Birinci, ikinci ve üçüncü basamak sağlık hizmet sunucularının kadına yönelik şiddetin tespiti, şiddeti raporlaştırması, şiddet mağdurunu sürece dair bilgilendirmesi ve yönlendirmesi sağlık çalışanlarının temel sorumlulukları arasındadır. Kadına yönelik şiddetle mücadelede koruyucu-önleyici tedbirler, kadının yararına olacak şekilde ve yeniden travmatize olmasına neden olmadan yürütülmelidir.
Kadına yönelik şiddetle mücadelede; kamu kurumları ile kadına yönelik şiddet alanında çalışan sivil toplum örgütlerinin, kadın örgütlerinin, yerel yönetimlerin koordine bir şekilde çalışması mücadelenin hem bireysel hem kitlesel kazanımında büyük önem arz etmektedir.
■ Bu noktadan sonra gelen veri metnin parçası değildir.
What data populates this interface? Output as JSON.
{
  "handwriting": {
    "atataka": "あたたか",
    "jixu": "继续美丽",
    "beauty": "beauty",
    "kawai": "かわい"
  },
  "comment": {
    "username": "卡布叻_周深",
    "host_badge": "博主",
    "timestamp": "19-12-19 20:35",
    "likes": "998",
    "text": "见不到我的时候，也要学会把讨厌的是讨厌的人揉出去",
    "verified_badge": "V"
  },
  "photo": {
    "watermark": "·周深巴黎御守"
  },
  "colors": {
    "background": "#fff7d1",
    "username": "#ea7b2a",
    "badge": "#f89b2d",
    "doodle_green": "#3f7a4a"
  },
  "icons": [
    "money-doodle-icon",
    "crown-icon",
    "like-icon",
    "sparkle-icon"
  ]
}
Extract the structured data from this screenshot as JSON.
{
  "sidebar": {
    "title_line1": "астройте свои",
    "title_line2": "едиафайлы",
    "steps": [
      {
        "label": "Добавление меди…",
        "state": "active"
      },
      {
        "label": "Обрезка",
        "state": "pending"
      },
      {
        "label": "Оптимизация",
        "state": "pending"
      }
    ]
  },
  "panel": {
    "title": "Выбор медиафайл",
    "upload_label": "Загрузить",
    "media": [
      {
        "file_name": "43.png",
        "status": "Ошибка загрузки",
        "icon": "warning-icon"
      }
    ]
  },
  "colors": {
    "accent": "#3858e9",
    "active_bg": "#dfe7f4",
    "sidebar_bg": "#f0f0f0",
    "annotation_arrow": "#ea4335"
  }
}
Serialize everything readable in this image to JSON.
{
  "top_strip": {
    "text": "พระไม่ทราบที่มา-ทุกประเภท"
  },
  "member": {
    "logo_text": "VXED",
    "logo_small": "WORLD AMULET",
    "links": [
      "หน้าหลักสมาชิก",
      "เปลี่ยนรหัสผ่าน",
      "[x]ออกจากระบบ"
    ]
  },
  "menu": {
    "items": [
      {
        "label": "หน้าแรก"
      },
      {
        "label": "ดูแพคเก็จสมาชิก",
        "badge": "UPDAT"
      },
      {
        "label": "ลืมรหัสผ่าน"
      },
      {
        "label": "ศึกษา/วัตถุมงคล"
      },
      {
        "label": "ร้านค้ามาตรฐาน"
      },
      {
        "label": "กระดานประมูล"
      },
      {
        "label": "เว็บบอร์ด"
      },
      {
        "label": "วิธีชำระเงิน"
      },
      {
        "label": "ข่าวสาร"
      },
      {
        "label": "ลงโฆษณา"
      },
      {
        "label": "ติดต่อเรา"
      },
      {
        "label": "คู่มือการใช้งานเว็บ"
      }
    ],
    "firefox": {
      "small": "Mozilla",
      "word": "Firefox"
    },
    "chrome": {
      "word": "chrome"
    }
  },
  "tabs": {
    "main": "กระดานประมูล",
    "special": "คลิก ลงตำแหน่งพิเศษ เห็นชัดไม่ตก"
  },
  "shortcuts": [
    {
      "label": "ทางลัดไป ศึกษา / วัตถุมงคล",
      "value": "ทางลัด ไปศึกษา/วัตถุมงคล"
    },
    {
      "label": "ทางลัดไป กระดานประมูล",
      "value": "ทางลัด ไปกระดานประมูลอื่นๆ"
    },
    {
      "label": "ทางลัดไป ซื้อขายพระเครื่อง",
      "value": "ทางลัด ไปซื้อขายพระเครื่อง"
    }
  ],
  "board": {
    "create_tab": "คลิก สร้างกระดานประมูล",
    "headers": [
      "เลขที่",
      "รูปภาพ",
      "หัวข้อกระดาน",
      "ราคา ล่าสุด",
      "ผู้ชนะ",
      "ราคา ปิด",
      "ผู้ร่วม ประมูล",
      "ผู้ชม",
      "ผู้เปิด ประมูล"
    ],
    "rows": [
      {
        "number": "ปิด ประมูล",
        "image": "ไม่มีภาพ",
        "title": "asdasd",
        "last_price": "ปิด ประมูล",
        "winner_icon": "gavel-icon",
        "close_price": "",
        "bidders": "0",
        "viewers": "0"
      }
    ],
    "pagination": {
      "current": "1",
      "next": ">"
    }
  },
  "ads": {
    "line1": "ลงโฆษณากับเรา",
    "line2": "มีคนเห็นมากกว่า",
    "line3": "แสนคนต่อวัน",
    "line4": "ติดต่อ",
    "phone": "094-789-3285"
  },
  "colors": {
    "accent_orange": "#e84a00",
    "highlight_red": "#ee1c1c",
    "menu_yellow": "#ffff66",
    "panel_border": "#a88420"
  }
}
Bugün 25 Kasım’da, “Kadına Yönelik Şiddete Karşı Uluslararası Mücadele ve Dayanışma Günü”nde, HASUDER olarak endişeliyiz.
Avrupa Konseyine dönem başkanlığı yaptığı süreçte İstanbul'da düzenlenen bir toplantıda imzaya açılan "İstanbul Sözleşmesi"ni ilk imzalayan ülke olan Türkiye'nin 20 Mart 2021 tarihinde sözleşmeden çekilmesi tüm toplum ama özellikle kadınlar adına endişe vericidir.
Cinsiyetten bağımsız tüm insanlar eşittir. Herhangi canlı cansız varlığa uygulanan şiddet, sebebi ne olursa olsun kabul edilemez. Kadınların şiddet görmemesi, onların insani hakkıdır ve devlet tarafından bu güvence tüm kadınlara sağlanmalıdır. 6284 sayılı Ailenin Korunması ve Kadına Karşı Şiddetin Önlenmesine Dair Kanunun etkin ve geniş kapsamıyla uygulanmasının sağlanması gerekmektedir.
Türkiye'de kadınların Cumhuriyetle kazandıkları eşitlikçi haklarının kaybedilmesine göz yuman ya da cesaretlendiren bütün akımlarla hemen şimdi mücadele edilmelidir. Cumhuriyetimizin 100. yılında, Ulu Önderimiz Gazi Mustafa Kemal Atatürk'ün Türk kadınlarına kazandırdığı hayatın her alanındaki eşit haklar korunmalıdır.
Ey Kahraman Türk Kadını; Sen ayaklar altında ezilmeye değil, omuzlar üstünde göklere yükselmeye lâyıksın! Mustafa Kemal Atatürk
|
Kamuoyuna saygıyla sunarız.
HASUDER Toplumsal Cinsiyet, Kadın ve Üreme Sağlığı Çalışma Grubu tarafından hazırlanmıştır.